Our bodies are such fascinating instruments, and so wonderfully interconnected. Amazing, really. Did you know that tension in your jaw can affect the health of your pelvis? And that chronic tension in your shoulders can be an indication of constrictive breathing habits?
I do breath awareness work in my Yoga for Pelvic Health classes and with many of my psychotherapy clients, simply because the breath influences so much about the body and mind. Read on below for more tips about breathing. And don’t worry! If you’re alive and reading this, then there’s a good change your body is breathing well enough right now! And with compassionate curiosity you can develop awareness of how you could free your breath even more!
Quick Facts about Breath and Breathing
I’ve become really fascinated by the breath and the mechanisms of breathing lately, and I’m especially interested in the ways that the breath affects our nervous systems, and therefore our state of anxiety or relaxation. Here are some facts that might surprise you, or might be enlightening!
- When you’re relaxed your breath is usually slower & deeper, but not forced or strained
- When you’re agitated or afraid, your breath is faster and usually higher in your chest
- Your breath should change depending on the context – if you’re running, you need to be breathing faster and deeper than if you’re sitting and reading this email
- More oxygen is not necessarily a good thing. You need a balance of oxygen to carbon dioxide in order for your body to function well (yes, you need carbon dioxide!) Too much oxygen can be as problematic as not enough, and breathing too hard or too fast all the time can alter your balance of oxygen to carbon dioxide actually causing anxiety & other problematic symptoms
- Your lungs span the area from just below your collar bones to your lower ribs (there are no lungs in your belly/abdomen).

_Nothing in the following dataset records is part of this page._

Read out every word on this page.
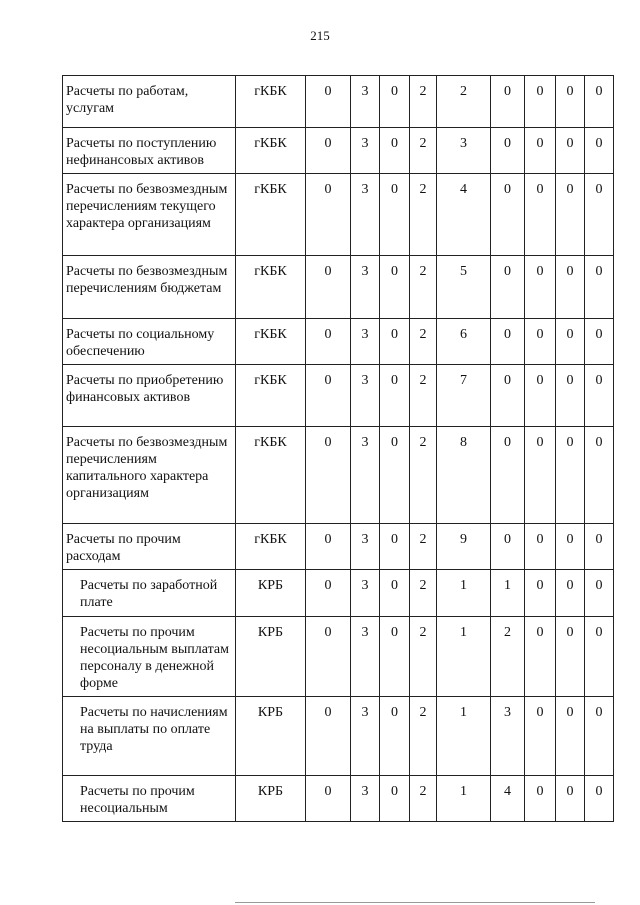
215
Расчеты по работам, услугам	гКБК	0	3	0	2	2	0	0	0	0
Расчеты по поступлению нефинансовых активов	гКБК	0	3	0	2	3	0	0	0	0
Расчеты по безвозмездным перечислениям текущего характера организациям	гКБК	0	3	0	2	4	0	0	0	0
Расчеты по безвозмездным перечислениям бюджетам	гКБК	0	3	0	2	5	0	0	0	0
Расчеты по социальному обеспечению	гКБК	0	3	0	2	6	0	0	0	0
Расчеты по приобретению финансовых активов	гКБК	0	3	0	2	7	0	0	0	0
Расчеты по безвозмездным перечислениям капитального характера организациям	гКБК	0	3	0	2	8	0	0	0	0
Расчеты по прочим расходам	гКБК	0	3	0	2	9	0	0	0	0
Расчеты по заработной плате	КРБ	0	3	0	2	1	1	0	0	0
Расчеты по прочим несоциальным выплатам персоналу в денежной форме	КРБ	0	3	0	2	1	2	0	0	0
Расчеты по начислениям на выплаты по оплате труда	КРБ	0	3	0	2	1	3	0	0	0
Расчеты по прочим несоциальным	КРБ	0	3	0	2	1	4	0	0	0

- Think of breathing in through your nose and down into your lower ribs
- The belly moves out as a result of the downward movement of your diaphragm – a muscle that connects to your lower ribs & spine – when you inhale. Forcing the belly out isn’t a good idea and doesn’t help you breathe better.
- Your lower ribs should move when you breathe. When you’re exerting yourself, your upper chest should also move to allow more space for your lungs to fill. Your shoulder muscles generally shouldn’t be used for breathing
- Allowing ribs and belly to move when you breathe provides for a freer breath and a more balanced & content nervous system.
- Tucking your pelvis under (squeezing buttocks in) and holding your belly in wreaks havoc with your breathing and isn’t good for your spine (or your pelvis). Whether sitting or standing, the pelvis should optimally be in a neutral position with a curve at your lower (lumbar) spine
- A “deep” breath doesn’t mean forcing the breath into your belly or taking a big, loud breath. It’s best for the breath to move quietly, freely & deeply into the body at a relatively relaxed rate – depending, of course, on what your body is doing.
- The average number of breaths per minute is 15-20 for adults.
Any of this sound new or contrary to what you learned in yoga class? It’s been an education for me to study the breath more deeply too & I’ve had to relearn some things! It’s also been wonderful to observe how psychotherapy clients and yoga students have benefited from learning more about how their breath works.